Monsters, Unleashed
The good news is that, if you’re in the market for an ignorant xenophobic bigoted loudmouth, you can just stop by the nearest convenient McCain/Palin rally and pick one up. They won’t be hard to find.
The footage from inside these things is pretty entertaining — Palin giving the crowd that adorable smile of hers and telling us how goshdarn disappointed she is with Obama, what with all his doggone consorting with terrorists and whatnot; McCain wondering out loud just who this guy is (I mean, he’s probably not a terrorist nazi Arab baby-eater, but do we really know?). It’s pretty much like watching a schematic of the standard Rovian campaign strategy: direct lizard-brain appeals cloaked in anthemic perorations and cynical paeans to fear and prejudice. Except the McCain folks forgot about the cloaking part — they’ve more or less jettisoned the trappings of a political campaign in favor of a straight-up program of slander and character assassination.
But the footage from outside the rallies is even worse. Take a look at this:
Or this:
When a very large group of people is willing to say, on camera, that a man is a terrorist, a Muslim, and an Arab when it’s transparently obvious that he’s none of these things, then we have a serious problem. Because how can you reason with people who hold apparently incontrovertible beliefs that go against every known fact? And, more importantly, when did it become ok to talk about your bigotry and religious intolerance on camera?

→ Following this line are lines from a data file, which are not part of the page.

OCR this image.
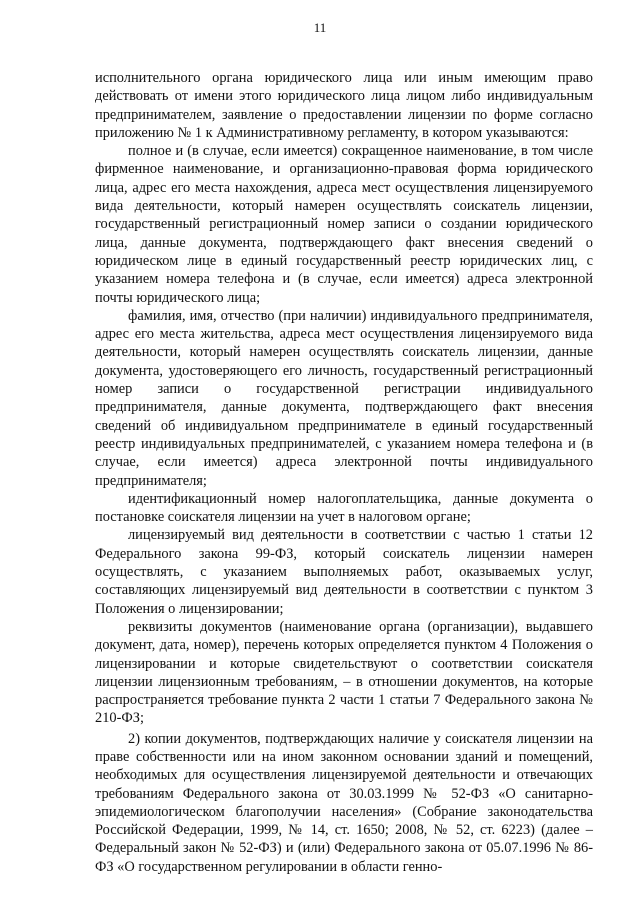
11

исполнительного органа юридического лица или иным имеющим право действовать от имени этого юридического лица лицом либо индивидуальным предпринимателем, заявление о предоставлении лицензии по форме согласно приложению № 1 к Административному регламенту, в котором указываются:

полное и (в случае, если имеется) сокращенное наименование, в том числе фирменное наименование, и организационно-правовая форма юридического лица, адрес его места нахождения, адреса мест осуществления лицензируемого вида деятельности, который намерен осуществлять соискатель лицензии, государственный регистрационный номер записи о создании юридического лица, данные документа, подтверждающего факт внесения сведений о юридическом лице в единый государственный реестр юридических лиц, с указанием номера телефона и (в случае, если имеется) адреса электронной почты юридического лица;

фамилия, имя, отчество (при наличии) индивидуального предпринимателя, адрес его места жительства, адреса мест осуществления лицензируемого вида деятельности, который намерен осуществлять соискатель лицензии, данные документа, удостоверяющего его личность, государственный регистрационный номер записи о государственной регистрации индивидуального предпринимателя, данные документа, подтверждающего факт внесения сведений об индивидуальном предпринимателе в единый государственный реестр индивидуальных предпринимателей, с указанием номера телефона и (в случае, если имеется) адреса электронной почты индивидуального предпринимателя;

идентификационный номер налогоплательщика, данные документа о постановке соискателя лицензии на учет в налоговом органе;

лицензируемый вид деятельности в соответствии с частью 1 статьи 12 Федерального закона 99-ФЗ, который соискатель лицензии намерен осуществлять, с указанием выполняемых работ, оказываемых услуг, составляющих лицензируемый вид деятельности в соответствии с пунктом 3 Положения о лицензировании;

реквизиты документов (наименование органа (организации), выдавшего документ, дата, номер), перечень которых определяется пунктом 4 Положения о лицензировании и которые свидетельствуют о соответствии соискателя лицензии лицензионным требованиям, – в отношении документов, на которые распространяется требование пункта 2 части 1 статьи 7 Федерального закона № 210-ФЗ;

2) копии документов, подтверждающих наличие у соискателя лицензии на праве собственности или на ином законном основании зданий и помещений, необходимых для осуществления лицензируемой деятельности и отвечающих требованиям Федерального закона от 30.03.1999 № 52-ФЗ «О санитарно-эпидемиологическом благополучии населения» (Собрание законодательства Российской Федерации, 1999, № 14, ст. 1650; 2008, № 52, ст. 6223) (далее – Федеральный закон № 52-ФЗ) и (или) Федерального закона от 05.07.1996 № 86-ФЗ «О государственном регулировании в области генно-
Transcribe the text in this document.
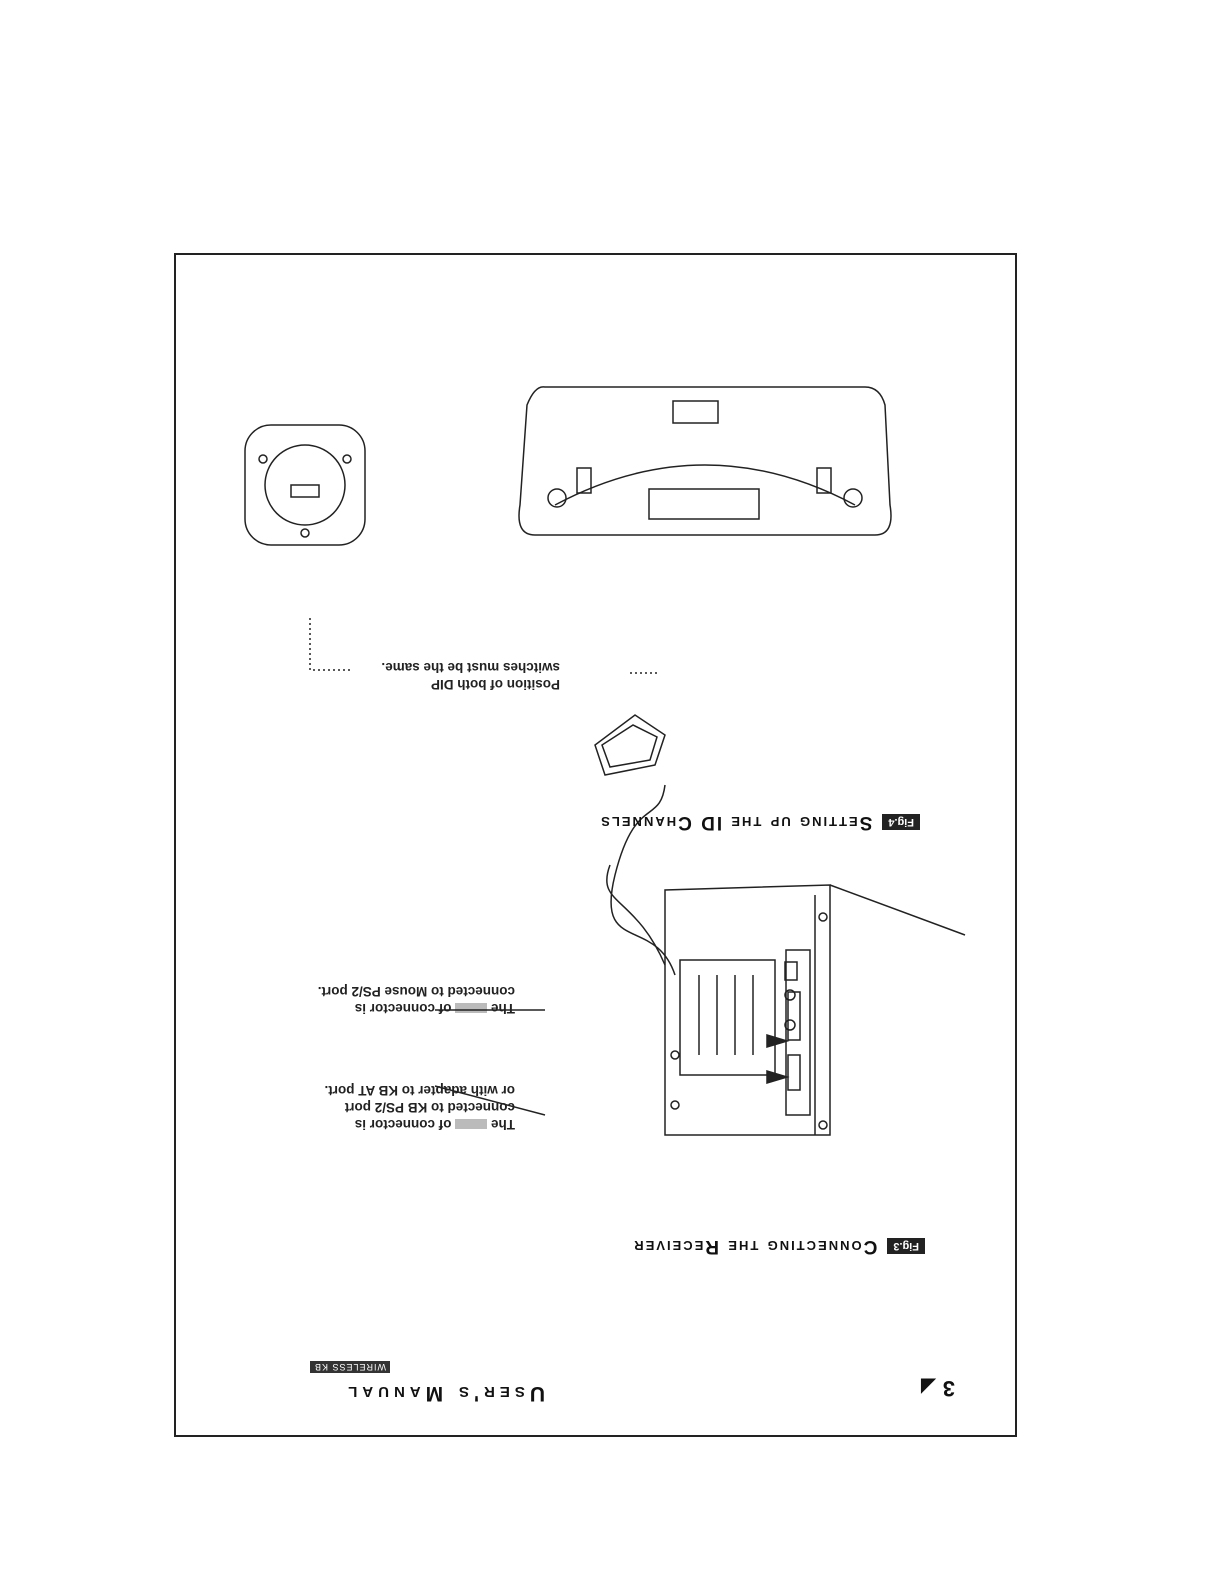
3 ◢
User's Manual
WIRELESS KB
Fig.3Connecting the Receiver
The  of connector is
connected to KB PS/2 port
or with adapter to KB AT port.
The  of connector is
connected to Mouse PS/2 port.
Fig.4Setting up the ID Channels
Position of both DIP
switches must be the same.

But it’s important to understand that McCain isn’t creating this hatred. He’s unlocking it. There are monsters lurking in the baser natures of each of us, and there always will be. One of the purpose of a civilization is to suppress those monsters: because all you can do is shackle them, and hope they don’t find a way out.
It seems to me that the McCains are doing just the opposite: not removing the padlocks, exactly — because they don’t quite have the courage to be that bald-faced about it — but giving the monster the key and looking the other way.
This isn’t necessarily a Republican thing, of course — George Wallace was a Democrat — but it’s been more or less exclusively a Republican thing for the past twenty years. Bill Moyers did a show about rightwing talk radio that sampled some actual quotes from actual radio personalities. Like this one, from Glenn Beck:
I’m thinking about killing Michael Moore and I’m wondering if I could kill him myself, or if I would need to hire somebody to do it. No, I think I could. I think he could be looking me in the eye, you know, and I could just be choking the life out of him. Is this wrong?
Or this from Neal Boortz:
It’s Ramadan and Muslims in your workplace might be offended if they see you eating at your desk. Why? I guess it’s because Muslims don’t eat during the day during Ramadan. They fast during the day and eat at night. Sorta like cockroaches.
This is hate speech, pure and simple. It’s covered under the first amendment, but there’s no point in calling it anything but what it is: an attempt to stoke prejudice, hatred, and violence. This has been going on ever since the Bill Clinton had the temerity to become president; the McCain campaign’s innovation was to bring it up to the national level. The presidential level. And, in the process, unlock the worst of so many of their supporters. You don’t hear anything like this coming from the Democrats right now. It’s just sickening.
To his credit, McCain seems to be trying to walk this back. But I suspect it’s too late. It might help him politically, a little, but you can’t rebottle hatred. It’s going to trouble us for a while.
Bill Moyers tells this fable:
I was reminded of a story from folk lore about the tribal elder telling his grandson about the battle the old man was waging within himself. He said, “My son it is between two wolves. One is an evil wolf: anger, envy, sorrow, greed, self-pity, guilt, resentment, lies, false pride, superiority and ego. The other is the good wolf: joy, peace, love, hope, serenity, humility, generosity, truth, compassion and faith.” The boy took this in for a few minutes and then asked, “Which wolf won?” His grandfather answered, “The one I feed.”
McCain decided, at some point, which wolf he needed to feed to win this election. And I’m afraid that his decision, no matter what effect it has on the actual race, is going to have some seriously unpleasant effects on our culture, for many years to come.